Faculty grow arts partnerships
For two nights in May, young thespians from La Salle High School regaled audiences with performances of Shakespeare’s tragic tale of ambition, “MacBeth,” at Yakima Valley College’s Kendall Hall Auditorium.
With support from students in YVC’s drama program, the performances are among recent efforts by faculty members to ramp up off-campus outreach efforts to help grow arts programs whose enrollment suffered in the wake of the pandemic.
Drama Instructor Ray Pritchard helped facilitate the performance by La Salle High School, which needed a suitable venue for its long-anticipated student production.
The cast consisted of La Salle students, one of whom is planning to attend YVC next fall. It also gave students enrolled in YVC’s Drama 116 Technical Theatre class the opportunity to learn about the gain hands-on experience in the technical aspects of theatrical production.
“It is our hope that this will be a good way to strengthen our connection to La Salle [High School], so that more of the La Salle students will consider YVC as an option,” said Pritchard.
Faculty and staff like Pritchard and Steven Slusher have long played a key role in developing and fostering partnerships within the Yakima Valley. These partnerships can serve to strengthen, support, and even transform individual organizations, resulting in improved program quality, more efficient use of resources, and better alignment of mission and goals.
Their efforts have helped foster new partnerships with K-12 schools, engaging students and, in cases such as the “MacBeth” performance, provided additional opportunities for YVC students.
Pritchard noted this was a huge benefit given that YVC’s drama program is still in the process of rebuilding and reopening after the COVID pandemic prevented in-person performances until this past March.
Music Instructor Steven Slusher also made it a priority to focus on collaboration this spring.
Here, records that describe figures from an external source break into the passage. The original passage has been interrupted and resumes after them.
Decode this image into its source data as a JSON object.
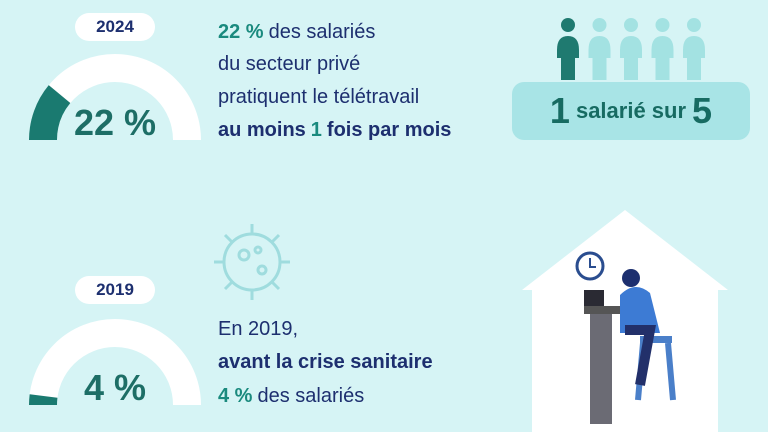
{
  "gauge_range": [
    0,
    100
  ],
  "sections": [
    {
      "year": "2024",
      "gauge": {
        "value": 22,
        "label": "22 %"
      },
      "lines": [
        [
          {
            "text": "22 %",
            "weight": "bold",
            "color": "#1a8a7e"
          },
          {
            "text": "des salariés",
            "weight": "normal",
            "color": "#1d2f6f"
          }
        ],
        [
          {
            "text": "du secteur privé",
            "weight": "normal",
            "color": "#1d2f6f"
          }
        ],
        [
          {
            "text": "pratiquent le télétravail",
            "weight": "normal",
            "color": "#1d2f6f"
          }
        ],
        [
          {
            "text": "au moins",
            "weight": "bold",
            "color": "#1d2f6f"
          },
          {
            "text": "1",
            "weight": "bold",
            "color": "#1a8a7e"
          },
          {
            "text": "fois par mois",
            "weight": "bold",
            "color": "#1d2f6f"
          }
        ]
      ]
    },
    {
      "year": "2019",
      "gauge": {
        "value": 4,
        "label": "4 %"
      },
      "lines": [
        [
          {
            "text": "En 2019,",
            "weight": "normal",
            "color": "#1d2f6f"
          }
        ],
        [
          {
            "text": "avant la crise sanitaire",
            "weight": "bold",
            "color": "#1d2f6f"
          }
        ],
        [
          {
            "text": "4 %",
            "weight": "bold",
            "color": "#1a8a7e"
          },
          {
            "text": "des salariés",
            "weight": "normal",
            "color": "#1d2f6f"
          }
        ]
      ]
    }
  ],
  "ratio": {
    "count": 1,
    "text": "salarié sur",
    "of": 5,
    "highlight_color": "#1f7a70",
    "other_color": "#a3e2e2"
  }
}
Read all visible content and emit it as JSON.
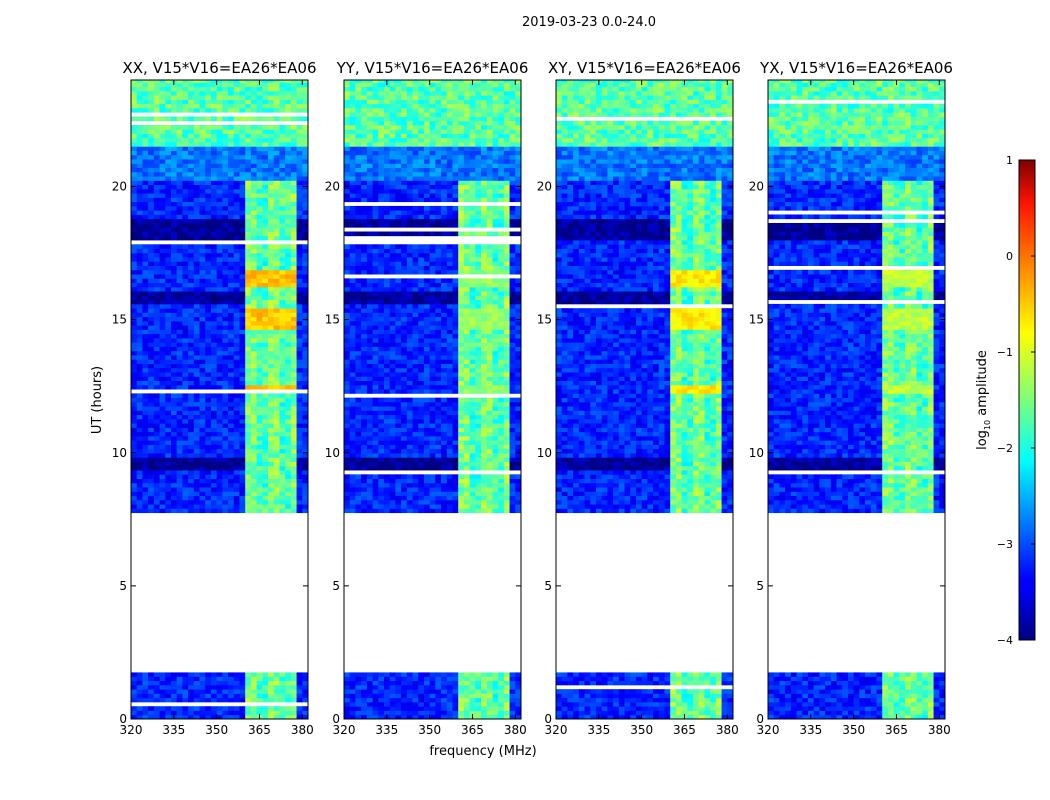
{
  "chart_data": {
    "type": "heatmap",
    "suptitle": "2019-03-23 0.0-24.0",
    "xlabel": "frequency (MHz)",
    "ylabel": "UT (hours)",
    "xlim": [
      320,
      382
    ],
    "ylim": [
      0,
      24
    ],
    "xticks": [
      "320",
      "335",
      "350",
      "365",
      "380"
    ],
    "xtick_values": [
      320,
      335,
      350,
      365,
      380
    ],
    "yticks": [
      "0",
      "5",
      "10",
      "15",
      "20"
    ],
    "ytick_values": [
      0,
      5,
      10,
      15,
      20
    ],
    "colorbar": {
      "label": "log10 amplitude",
      "label_base": "log",
      "label_sub": "10",
      "label_rest": " amplitude",
      "range": [
        -4,
        1
      ],
      "ticks": [
        "1",
        "0",
        "−1",
        "−2",
        "−3",
        "−4"
      ],
      "tick_values": [
        1,
        0,
        -1,
        -2,
        -3,
        -4
      ],
      "colormap": "jet"
    },
    "panels": [
      {
        "title": "XX, V15*V16=EA26*EA06",
        "bright_level": -0.6
      },
      {
        "title": "YY, V15*V16=EA26*EA06",
        "bright_level": -1.4
      },
      {
        "title": "XY, V15*V16=EA26*EA06",
        "bright_level": -0.8
      },
      {
        "title": "YX, V15*V16=EA26*EA06",
        "bright_level": -1.2
      }
    ],
    "data_coverage_hours": [
      [
        0,
        1.75
      ],
      [
        7.75,
        24
      ]
    ],
    "background_level": -3.2,
    "rfi_band_mhz": [
      359,
      378
    ],
    "rfi_level": -1.8,
    "late_band_hours": [
      21.5,
      24
    ],
    "late_band_level": -1.7
  }
}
Slusher took his outreach off campus, providing clinics and visiting schools throughout the Yakima Valley including West Valley middle and high schools, Eisenhower High School, Cle Elum High School, Highland High School and Selah High School.
“It is important to give their current students feedback on the work they are doing with their directors, as well as inform them on potential future decisions on post high school options for music and academics at Yakima Valley College,” said Slusher.
Slusher also noted how the pandemic has impacted YVC’s music program and provided opportunities for current students.
“Pre-pandemic, every spring quarter YVC Choir students would take a tour and visit as many area high schools as possible,” said Slusher. “We would visit many in one day, spend an hour or two, share singing and then move on to a bigger city.”
Those visits helped YVC’s choral students hone their performances and recruit future students.
He is excited to create future opportunities for high school and college students to establish relationships and creative shared experiences, furthering the mission of Yakima Valley College.
The music department also worked with community music groups — the Yakima Symphony Chorus, Canticus, Camarata and Bel Canto — to produce a video performance of “Sing Community, Sing Peace” by Mark Hayes.
“Participating in this video has given YVC Choir students the opportunity to meet singers in the community,” said Slusher. “They are now aware of multiple choirs in the Yakima area they can continue to sing in when their time at YVC is through.”
Slusher said building community through outreach and performance is crucial to the success of YVC’s programs.
“YVC being a part of the community is something we must always strive to achieve,” he said. “Whether it be for attendance at future concerts or providing future opportunities at performance venues or possible recruitment, it is all worthwhile and will benefit myself, my program and our education institution at large.”
The video performance will be released on YVC’s YouTube channel this summer.